Born in 1927 and raised on a farm in Camas, Wash., Strong was always a farm boy at heart, though for many years the stage was his home. At age 21, he became the lead dancer at the Lido cabaret in post-World War II Paris; his off hours, he explored the great wines and wine regions of France. "He wanted to bring that passion he had for the wines of Europe to Sonoma," Arrowood said.

Strong worked on Broadway during the 1950s, where he met his wife, who was also a dancer. When age required that he find a new career, he moved to the San Francisco Bay area in 1959 and started making wine, establishing Tiburon Vintners.
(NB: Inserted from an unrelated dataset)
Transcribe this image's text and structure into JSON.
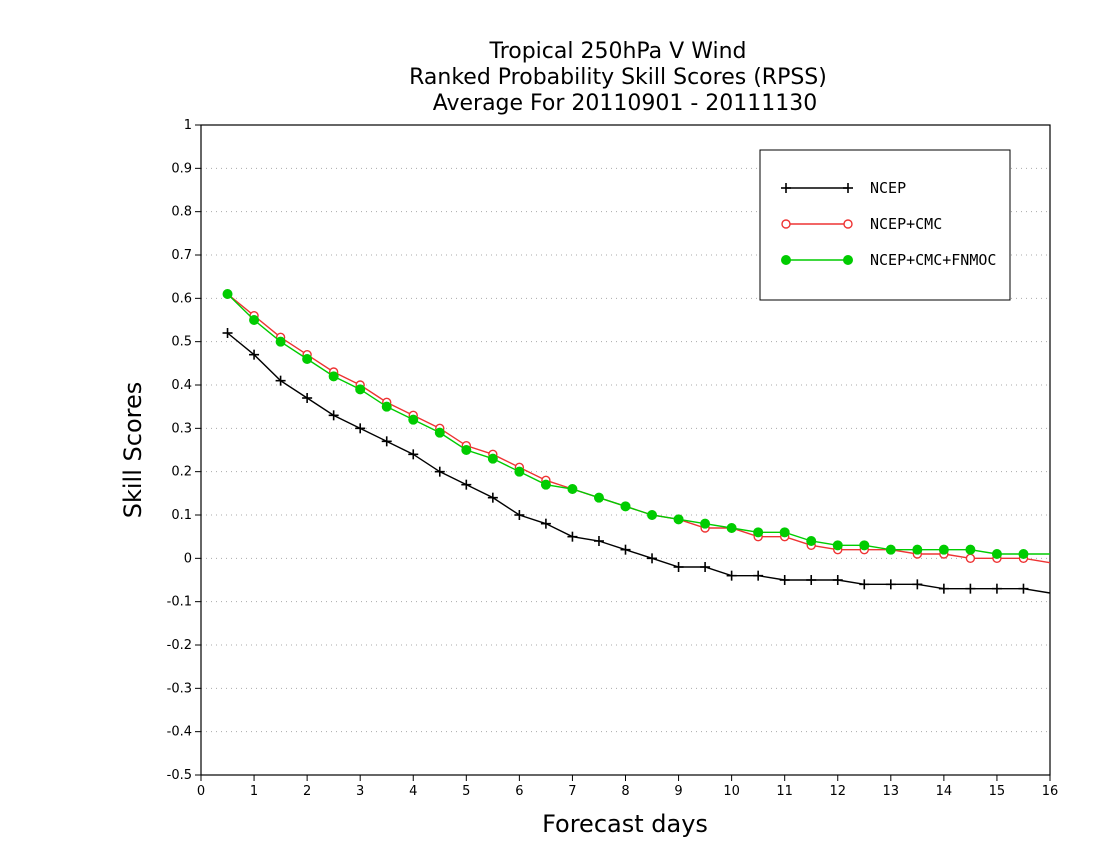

He came to Sonoma County in 1962 and launched Windsor Vineyard. The business expanded quickly, and to finance his vision, Strong took the company public in 1970, renaming it Sonoma Vineyards. But the winery suffered a series of financial setbacks.

Strong lost control of the company in 1974, but remained on board during a succession of corporate owners. The winery was renamed in his honor in 1978. In a 2002 interview, Charlotte conceded that they did not always make the best business decisions. Arrowood added: "Rod had trust in people who oftentimes sold him a bill of goods."

Strong remained active at his namesake winery through the 1990s and continued to own vineyards. He was also a partner in Toad Hollow Winery in the Russian River Valley. Charlotte Strong died of brain cancer in November 2003, following Strong's first series of strokes. His last public appearance was in July 2005, when Klein and the Sonoma County Vintners paid tribute to him at the Sonoma Showcase Auction.

The memorial service for Strong will be held on Tuesday, March 21st from 1:00 to 4:00pm at the Mary Agatha Furth Center in Windsor, Calif. Donations can be made in his memory at the Healdsburg Animal Shelter and the American Cancer Society.